Cephalon also expected to submit an NDA before the end of last year for Myotrophin, its higher profile drug for amyotrophic lateral sclerosis (ALS), but that much-anticipated FDA market application has yet to be filed.

Baldino said Monday the Myotrophin NDA will be submitted “as soon as possible“ and many analysts expect it to be in FDA hands by the end of this month.

Holveck and Baldino discussed their business plans in presentations at Hambrecht & Quist’s 15th Annual Healthcare Conference in San Francisco.

The four-day meeting, which ends Thursday, has attracted about 3,000 institutional and venture capital investors to hear status reports from CEOs of more than 240 companies, many of them biotechnology firms.

Centocor and Cephalon are considered among the maturing stars in biotechnology, ready to break from the pack of money losers with promising prospects to become money makers with marketed products.

Holveck called 1996 Cephalon’s “break out year.“ But he said getting a drug, such as ReoPro, accepted for use by hospital doctors, even after it was approved by the FDA, was challenging.

“We found out you need more than one [late stage] clinical trial to bring a drug into a hospital setting and you need a big partner,“ he added.

Centocor’s marketing partner for ReoPro is Eli Lilly and Co., of Indianapolis.

Sales of ReoPro, a monoclonal antibody that inhibits platelet aggregation, took off in 1996 after results from two Phase III trials in December 1995. That data proved the drug’s effectiveness beyond its 1994 label restrictions, which limit ReoPro for prevention of cardiac events in patients at high risk of artery reclosure following angioplasty. Those patients total about 30 percent of people undergoing angioplasty.

The additional Phase III studies supported prescribing ReoPro for all angioplasty patients and those with unstable angina.
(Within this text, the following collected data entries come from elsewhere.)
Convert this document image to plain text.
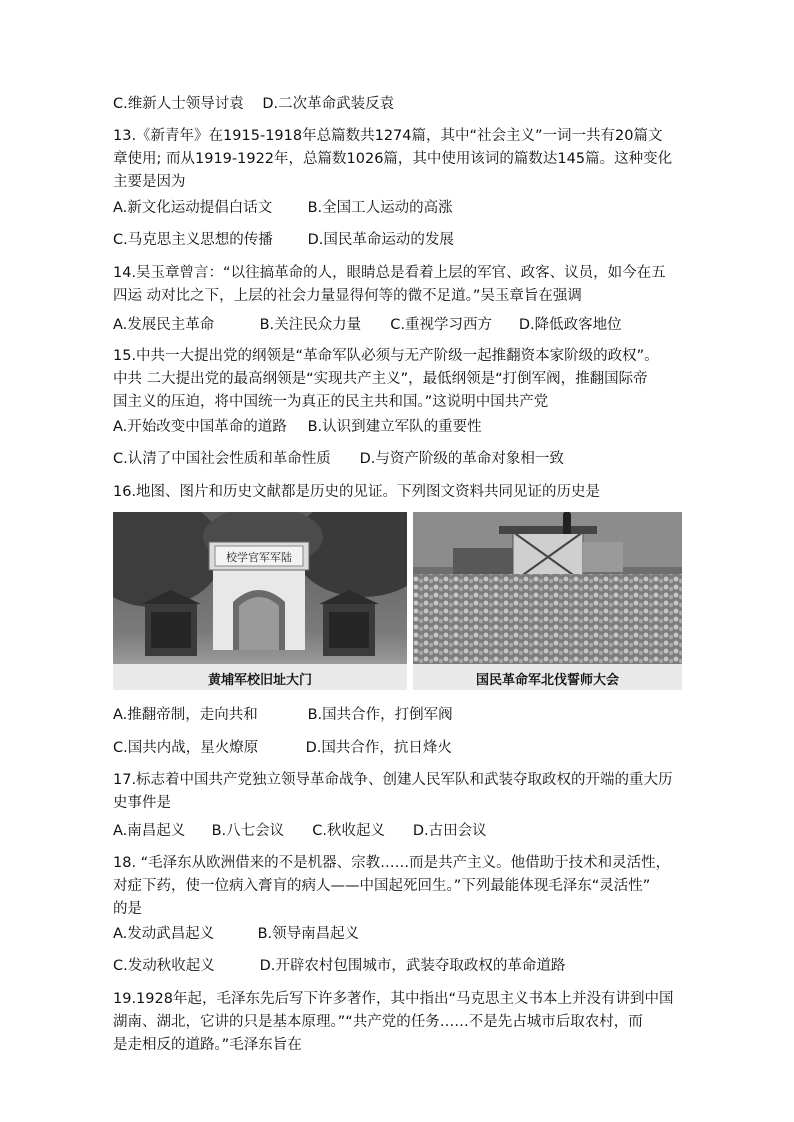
C.维新人士领导讨袁 D.二次革命武装反袁
13.《新青年》在1915-1918年总篇数共1274篇，其中“社会主义”一词一共有20篇文
章使用; 而从1919-1922年，总篇数1026篇，其中使用该词的篇数达145篇。这种变化
主要是因为
A.新文化运动提倡白话文 B.全国工人运动的高涨
C.马克思主义思想的传播 D.国民革命运动的发展
14.吴玉章曾言：“以往搞革命的人，眼睛总是看着上层的军官、政客、议员，如今在五
四运 动对比之下，上层的社会力量显得何等的微不足道。”吴玉章旨在强调
A.发展民主革命	B.关注民众力量 C.重视学习西方 D.降低政客地位
15.中共一大提出党的纲领是“革命军队必须与无产阶级一起推翻资本家阶级的政权”。
中共 二大提出党的最高纲领是“实现共产主义”，最低纲领是“打倒军阀，推翻国际帝
国主义的压迫，将中国统一为真正的民主共和国。”这说明中国共产党
A.开始改变中国革命的道路 B.认识到建立军队的重要性
C.认清了中国社会性质和革命性质 D.与资产阶级的革命对象相一致
16.地图、图片和历史文献都是历史的见证。下列图文资料共同见证的历史是
校学官军军陆
黄埔军校旧址大门	国民革命军北伐誓师大会
A.推翻帝制，走向共和	B.国共合作，打倒军阀
C.国共内战，星火燎原	D.国共合作，抗日烽火
17.标志着中国共产党独立领导革命战争、创建人民军队和武装夺取政权的开端的重大历
史事件是
A.南昌起义 B.八七会议 C.秋收起义 D.古田会议
18. “毛泽东从欧洲借来的不是机器、宗教……而是共产主义。他借助于技术和灵活性，
对症下药，使一位病入膏肓的病人——中国起死回生。”下列最能体现毛泽东“灵活性”
的是
A.发动武昌起义	B.领导南昌起义
C.发动秋收起义	D.开辟农村包围城市，武装夺取政权的革命道路
19.1928年起，毛泽东先后写下许多著作，其中指出“马克思主义书本上并没有讲到中国
湖南、湖北，它讲的只是基本原理。”“共产党的任务……不是先占城市后取农村，而
是走相反的道路。”毛泽东旨在
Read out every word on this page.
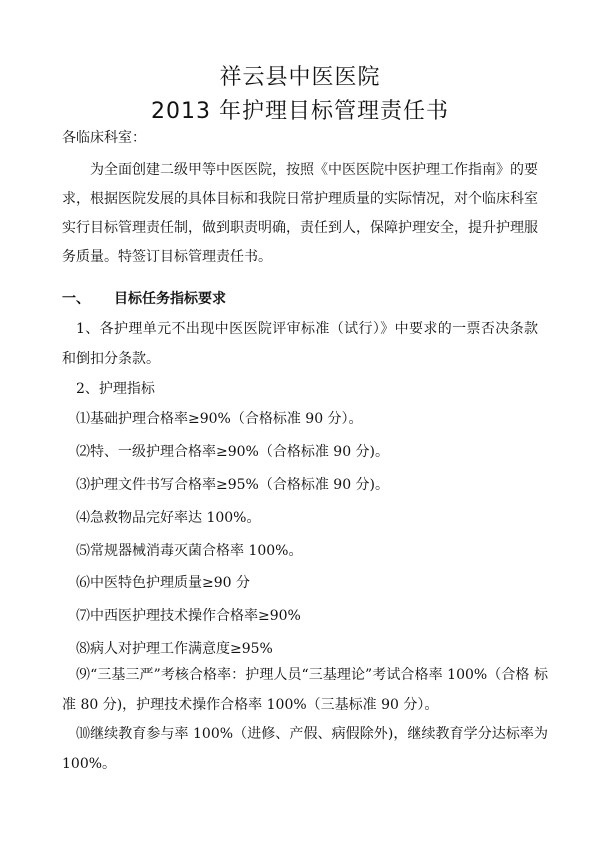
祥云县中医医院
2013 年护理目标管理责任书
各临床科室：
为全面创建二级甲等中医医院，按照《中医医院中医护理工作指南》的要求，根据医院发展的具体目标和我院日常护理质量的实际情况，对个临床科室实行目标管理责任制，做到职责明确，责任到人，保障护理安全，提升护理服务质量。特签订目标管理责任书。
一、 目标任务指标要求
1、各护理单元不出现中医医院评审标准（试行）》中要求的一票否决条款和倒扣分条款。
2、护理指标
⑴基础护理合格率≥90%（合格标准 90 分）。
⑵特、一级护理合格率≥90%（合格标准 90 分)。
⑶护理文件书写合格率≥95%（合格标准 90 分)。
⑷急救物品完好率达 100%。
⑸常规器械消毒灭菌合格率 100%。
⑹中医特色护理质量≥90 分
⑺中西医护理技术操作合格率≥90%
⑻病人对护理工作满意度≥95%
⑼“三基三严”考核合格率：护理人员“三基理论”考试合格率 100%（合格 标准 80 分)，护理技术操作合格率 100%（三基标准 90 分）。
⑽继续教育参与率 100%（进修、产假、病假除外)，继续教育学分达标率为 100%。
Holveck said Centocor expects to file for an expanded label with the FDA early in the first quarter of 1997.

He also said other clinical studies demonstrating ReoPro’s benefits in treating heart attacks and stroke are planned.

Cephalon suffered what some analysts considered a temporary setback with Myotrophin in 1996, but the drug is expected to gain FDA approval and help the company into the realm of positive earnings.
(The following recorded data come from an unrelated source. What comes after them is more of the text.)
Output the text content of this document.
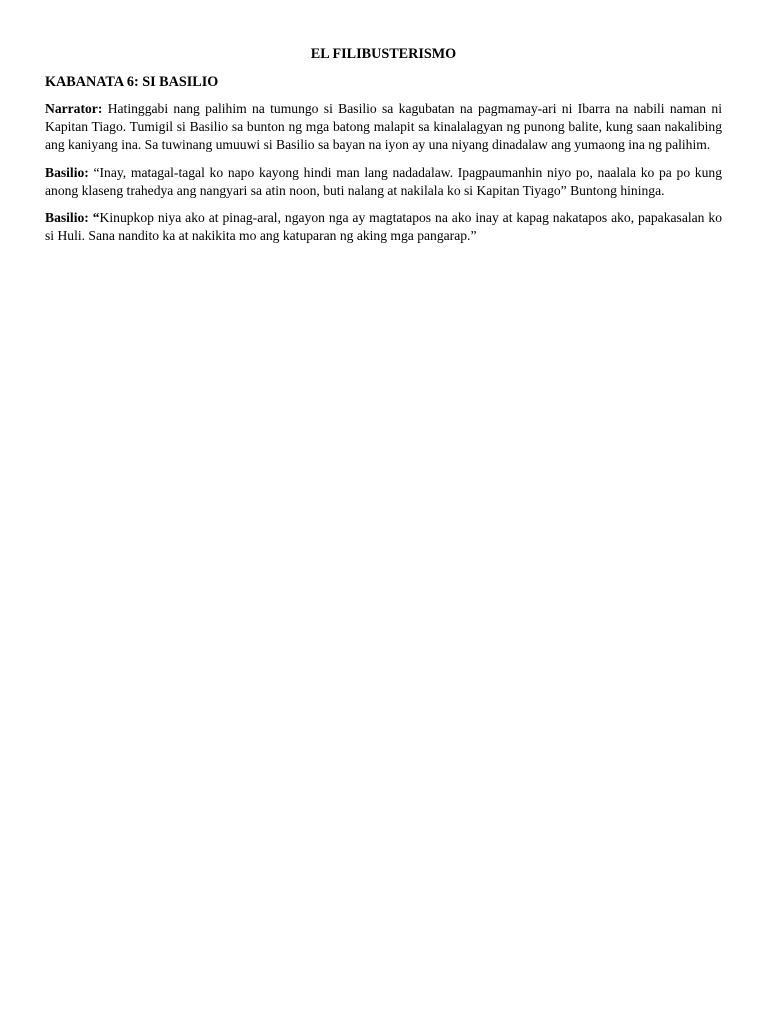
EL FILIBUSTERISMO
KABANATA 6: SI BASILIO

Narrator: Hatinggabi nang palihim na tumungo si Basilio sa kagubatan na pagmamay-ari ni Ibarra na nabili naman ni Kapitan Tiago. Tumigil si Basilio sa bunton ng mga batong malapit sa kinalalagyan ng punong balite, kung saan nakalibing ang kaniyang ina. Sa tuwinang umuuwi si Basilio sa bayan na iyon ay una niyang dinadalaw ang yumaong ina ng palihim.

Basilio: “Inay, matagal-tagal ko napo kayong hindi man lang nadadalaw. Ipagpaumanhin niyo po, naalala ko pa po kung anong klaseng trahedya ang nangyari sa atin noon, buti nalang at nakilala ko si Kapitan Tiyago” Buntong hininga.

Basilio: “Kinupkop niya ako at pinag-aral, ngayon nga ay magtatapos na ako inay at kapag nakatapos ako, papakasalan ko si Huli. Sana nandito ka at nakikita mo ang katuparan ng aking mga pangarap.”
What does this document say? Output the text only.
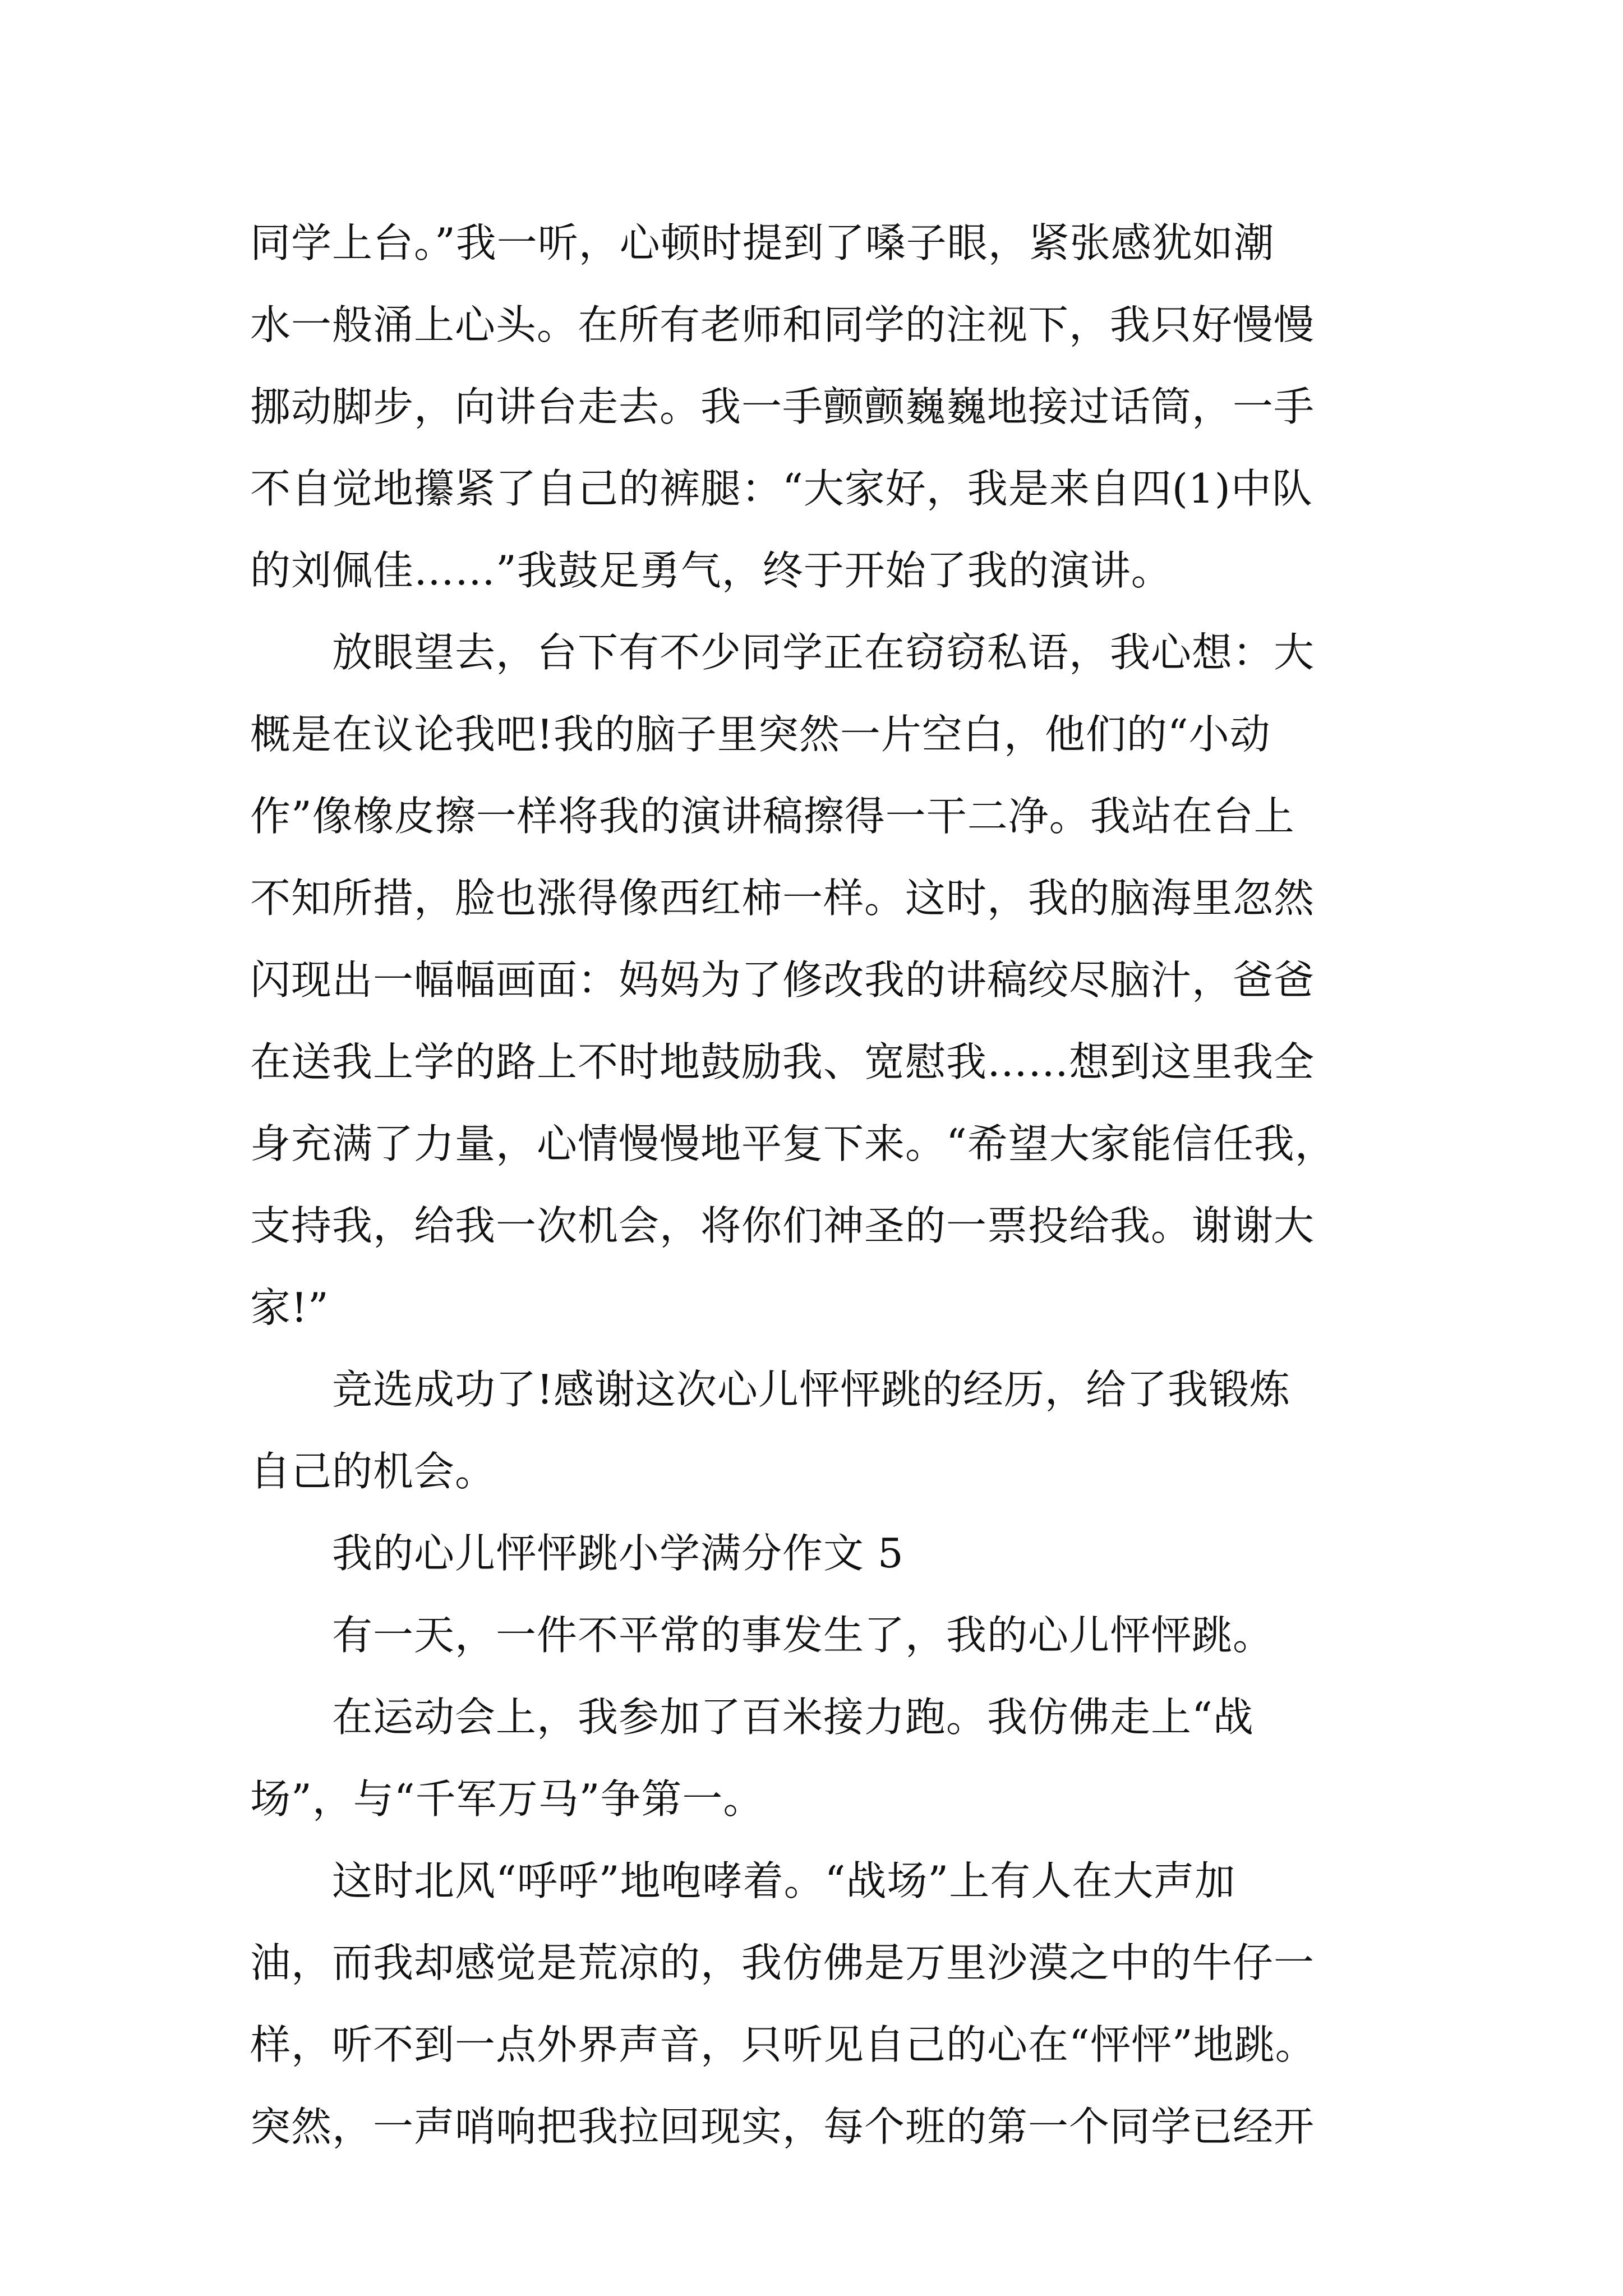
同学上台。”我一听，心顿时提到了嗓子眼，紧张感犹如潮
水一般涌上心头。在所有老师和同学的注视下，我只好慢慢
挪动脚步，向讲台走去。我一手颤颤巍巍地接过话筒，一手
不自觉地攥紧了自己的裤腿：“大家好，我是来自四(1)中队
的刘佩佳……”我鼓足勇气，终于开始了我的演讲。
放眼望去，台下有不少同学正在窃窃私语，我心想：大
概是在议论我吧!我的脑子里突然一片空白，他们的“小动
作”像橡皮擦一样将我的演讲稿擦得一干二净。我站在台上
不知所措，脸也涨得像西红柿一样。这时，我的脑海里忽然
闪现出一幅幅画面：妈妈为了修改我的讲稿绞尽脑汁，爸爸
在送我上学的路上不时地鼓励我、宽慰我……想到这里我全
身充满了力量，心情慢慢地平复下来。“希望大家能信任我，
支持我，给我一次机会，将你们神圣的一票投给我。谢谢大
家!”
竞选成功了!感谢这次心儿怦怦跳的经历，给了我锻炼
自己的机会。
我的心儿怦怦跳小学满分作文 5
有一天，一件不平常的事发生了，我的心儿怦怦跳。
在运动会上，我参加了百米接力跑。我仿佛走上“战
场”，与“千军万马”争第一。
这时北风“呼呼”地咆哮着。“战场”上有人在大声加
油，而我却感觉是荒凉的，我仿佛是万里沙漠之中的牛仔一
样，听不到一点外界声音，只听见自己的心在“怦怦”地跳。
突然，一声哨响把我拉回现实，每个班的第一个同学已经开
In January 1996 a delay in getting FDA approval to make Myotrophin available to amyotrophic lateral sclerosis (ALS) patients outside clinical trials generated concern among investors and drove down Cephalon’s stock price 35 percent.
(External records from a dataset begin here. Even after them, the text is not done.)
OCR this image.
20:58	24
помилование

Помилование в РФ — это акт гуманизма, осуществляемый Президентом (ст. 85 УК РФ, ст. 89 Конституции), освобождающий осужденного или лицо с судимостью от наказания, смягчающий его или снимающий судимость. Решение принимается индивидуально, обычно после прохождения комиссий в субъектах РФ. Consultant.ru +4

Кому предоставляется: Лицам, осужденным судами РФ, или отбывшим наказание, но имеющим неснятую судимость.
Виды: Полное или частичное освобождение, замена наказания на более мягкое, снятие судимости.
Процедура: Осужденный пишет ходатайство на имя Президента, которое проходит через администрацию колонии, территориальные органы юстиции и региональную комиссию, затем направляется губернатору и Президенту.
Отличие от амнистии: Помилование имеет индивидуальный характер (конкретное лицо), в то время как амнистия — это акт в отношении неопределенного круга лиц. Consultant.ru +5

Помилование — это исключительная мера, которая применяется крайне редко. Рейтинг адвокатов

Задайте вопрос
The regulatory agency eventually allowed broader use of the drug in June 1996, but the company’s stock did not recover.

Baldino said Myotrophin, which is human insulin-like growth factor (IGF-1), proved it can slow progression of muscular deterioration in patients with deadly ALS and can enable those patients to maintain mobility. The drug was co-developed with Chiron Corp., of Emeryville, Calif.

In June 1995, positive data from the first Phase III trial of Myotrophin was credited with sparking a bull market in biotechnology that eventually pushed stocks and capital raised in public offerings to record levels in the first half of 1996.

The industry, however, went through a correction beginning in late spring, sending share prices plummeting and leaving cash-starved companies hungry.

Dennis Purcell, New York-based Hambrecht & Quist’s managing director of life sciences, noted the rally in biotechnology shares in the second half of 1995 resulted in gains for 78 percent of biotechnology companies that year.

While about 50 percent of the industry recorded increases in stock prices for 1996, a nearly equal percentage experienced decreases.

Although 1996 was a banner year for both public offerings and product approvals, Purcell observed the biotechnology sector lagged far behind broader market indices, such as the Standard & Poors 500 Index, The NASDAQ Composite Index and the Dow Jones Industrial Average, all of which increased more than 20 percent in 1996.